The Washington Post has pushed out — or is trying to push out — at least thirteen people through layoffs, coerced buyouts or outright dismissal on dubious charges,” Fredrick Kunkle, co-chair of the Newspaper Guild unit at the Post, wrote in a memo posted on the Guild website Monday.
“What’s more troubling is that more than half of those employees are African-Americans or other minority groups.
“The script goes like this: an employee is summoned to a meeting where she hears that ‘the bar has been raised.’ She is told her work does not meet this supposed new standard. She is handed an envelope with a buyout offer and given a deadline to surrender her job or face disciplinary action because of her allegedly poor performance. She is reminded that disciplinary action progresses from warnings to suspensions and termination.
“Never mind that the people targeted so far have included veteran journalists with years of distinguished service. Or that talk of a ‘raised bar’ comes as the Post relies more than ever on interns, bloggers, freelancers, readers or comically inexperienced content creators to fill pages. Or that some allegations of poor performance — as documented by the new, pseudo-scientific evaluation system and its across-the-board top score of ‘3’ — have included highly subjective and weaselly criticisms such as inserting too many pop culture references in stories. (We are not making this up.)”
The memo points to one of the perennial diversity issues at the Post and elsewhere: retention.
(Full disclosure: This columnist worked at the Post until a 2008 reorganization eliminated his job.)
The 2011 edition of the annual census of the American Society of News Editors found that while 324 journalists of color were hired, 499 departed, but 1,373 whites were hired while only 1,047 left. (PDF).
At the Post, the 2011 figures showed 24.5 percent minority journalists– 7.6 percent Asian American, 12.5 percent black, 4.0 percent Hispanic and 0.4 percent Native American.
But a December 2005 report from a Post newsroom committee on diversity (that followed this meeting) indicated there is more to those figures than first appears. “Each year, the Washington Post spends about $100,000 recruiting talented ethnic minority journalists. While those efforts have increased the percentage of minority journalists at the paper in recent years, the Post has failed to keep many of them for the long term,” the committee said. “From 1989 through 2003, two of every three minority journalists hired left the newspaper, according to Post management.”
Outside the Post, the Maynard Institute for Journalism Education released “Musical Chairs: Minority Hiring in America’s Newsrooms” in 1986. It argued that “it is on the battleground of retention that the struggle for full parity” would be won or lost.

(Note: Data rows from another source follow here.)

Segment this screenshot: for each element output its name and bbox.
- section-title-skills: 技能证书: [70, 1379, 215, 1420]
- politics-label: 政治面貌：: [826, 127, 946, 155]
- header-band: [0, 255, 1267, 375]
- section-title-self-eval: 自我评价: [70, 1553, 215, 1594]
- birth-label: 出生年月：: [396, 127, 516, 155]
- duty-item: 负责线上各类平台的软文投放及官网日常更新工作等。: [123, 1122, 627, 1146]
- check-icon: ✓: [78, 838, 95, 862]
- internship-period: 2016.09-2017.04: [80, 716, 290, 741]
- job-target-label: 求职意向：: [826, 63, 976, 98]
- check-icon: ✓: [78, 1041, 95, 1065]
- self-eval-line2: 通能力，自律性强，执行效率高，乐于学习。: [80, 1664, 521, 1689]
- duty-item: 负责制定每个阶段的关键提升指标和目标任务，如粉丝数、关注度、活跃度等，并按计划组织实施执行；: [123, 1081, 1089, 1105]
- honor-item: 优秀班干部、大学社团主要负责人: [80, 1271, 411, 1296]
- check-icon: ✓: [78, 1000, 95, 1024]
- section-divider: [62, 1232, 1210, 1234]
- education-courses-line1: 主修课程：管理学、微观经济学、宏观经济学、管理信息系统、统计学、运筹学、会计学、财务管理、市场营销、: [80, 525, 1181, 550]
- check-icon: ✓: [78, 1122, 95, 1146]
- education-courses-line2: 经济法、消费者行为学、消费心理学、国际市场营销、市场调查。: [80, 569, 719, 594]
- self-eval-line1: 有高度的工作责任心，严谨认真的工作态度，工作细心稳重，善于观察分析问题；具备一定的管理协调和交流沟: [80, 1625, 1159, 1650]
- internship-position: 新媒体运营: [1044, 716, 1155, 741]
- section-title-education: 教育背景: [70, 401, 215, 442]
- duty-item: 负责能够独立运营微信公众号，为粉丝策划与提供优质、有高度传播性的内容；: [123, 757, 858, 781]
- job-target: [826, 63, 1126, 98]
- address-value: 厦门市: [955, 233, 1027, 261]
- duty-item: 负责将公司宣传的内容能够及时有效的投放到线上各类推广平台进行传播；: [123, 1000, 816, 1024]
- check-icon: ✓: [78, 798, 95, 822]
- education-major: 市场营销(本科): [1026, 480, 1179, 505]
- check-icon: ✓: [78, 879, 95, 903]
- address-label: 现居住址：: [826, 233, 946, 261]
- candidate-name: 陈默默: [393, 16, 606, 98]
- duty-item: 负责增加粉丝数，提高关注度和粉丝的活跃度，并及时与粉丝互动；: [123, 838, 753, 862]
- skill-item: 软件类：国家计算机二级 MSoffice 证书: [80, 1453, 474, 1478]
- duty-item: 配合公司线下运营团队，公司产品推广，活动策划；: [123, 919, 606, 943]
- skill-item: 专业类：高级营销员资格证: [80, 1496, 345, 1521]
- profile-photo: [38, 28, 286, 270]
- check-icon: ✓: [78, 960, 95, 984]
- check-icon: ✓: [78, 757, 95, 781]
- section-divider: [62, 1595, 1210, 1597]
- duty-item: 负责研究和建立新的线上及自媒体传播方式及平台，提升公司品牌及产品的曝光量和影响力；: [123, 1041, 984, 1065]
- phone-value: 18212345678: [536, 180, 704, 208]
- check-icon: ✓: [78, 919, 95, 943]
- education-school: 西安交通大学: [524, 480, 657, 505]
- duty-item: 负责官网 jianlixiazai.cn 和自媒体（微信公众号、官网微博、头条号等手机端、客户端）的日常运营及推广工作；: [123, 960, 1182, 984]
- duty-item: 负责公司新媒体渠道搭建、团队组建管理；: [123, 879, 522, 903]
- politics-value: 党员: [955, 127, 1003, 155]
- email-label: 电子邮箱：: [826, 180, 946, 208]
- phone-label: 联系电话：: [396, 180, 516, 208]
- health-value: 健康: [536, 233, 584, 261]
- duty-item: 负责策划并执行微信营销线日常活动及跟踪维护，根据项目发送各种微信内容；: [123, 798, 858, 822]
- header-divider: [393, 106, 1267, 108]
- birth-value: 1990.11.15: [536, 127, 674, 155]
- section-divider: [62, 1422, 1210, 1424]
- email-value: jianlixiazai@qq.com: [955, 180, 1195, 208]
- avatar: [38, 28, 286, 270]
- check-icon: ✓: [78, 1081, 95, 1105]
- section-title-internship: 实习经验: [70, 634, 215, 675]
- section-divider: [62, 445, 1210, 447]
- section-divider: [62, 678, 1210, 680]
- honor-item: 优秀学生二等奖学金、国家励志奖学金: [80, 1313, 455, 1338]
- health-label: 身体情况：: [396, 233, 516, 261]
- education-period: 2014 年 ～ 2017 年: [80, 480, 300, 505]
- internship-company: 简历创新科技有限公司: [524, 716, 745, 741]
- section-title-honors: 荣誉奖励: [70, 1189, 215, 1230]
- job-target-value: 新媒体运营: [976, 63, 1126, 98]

“Clearly we have issues,” Milton Coleman, senior editor of the Post and the immediate past president of the American Society of News Editors, told Pamela Newkirk this year for a diversity-related piece in the Columbia Journalism Review. “A lot of people are no longer excited about what’s happening in the newsroom and left either by choice or by chance. There was the feeling that they were bumping up against glass ceilings, and that the newsrooms they were in were no longer interested in the news they wanted to do. Then on top of it, we have the turn in the news industry.”
The note from Kunkle elaborated on reasons Post management gave for the “pushout”:
“Other reasons worthy of disciplinary action? Not having enough sources. Not writing more ‘impact’ stories. Not landing on A1 often enough. One staff writer was given a 30-day production quota as follows: at least one deeply textured A1 story, at least one news feature, profile or takeout worthy of the Metro front or A1, at least three dailies a week and at least three blog posts per week. No mention of a Twitter quota. Yet.
“The reason for all this is, of course, money. The Washington Post lost $6.2 million in the third quarter of 2011. Newspaper circulation continues to skid by roughly 5 percent a year. Advertising revenues dropped 20 percent in print and 13 percent online.
“We know it’s tough. But members of the Guild think that the Post’s direction is not only unfair, it’s unwise. That’s why we are calling on the Post to create a committee to address its approach to reducing staff.”
Asked to comment, Kris Coratti, the Post’s director of communications, said, “Our commitment to diversity extends from hiring to promotion and retention. We do not discuss personnel issues.”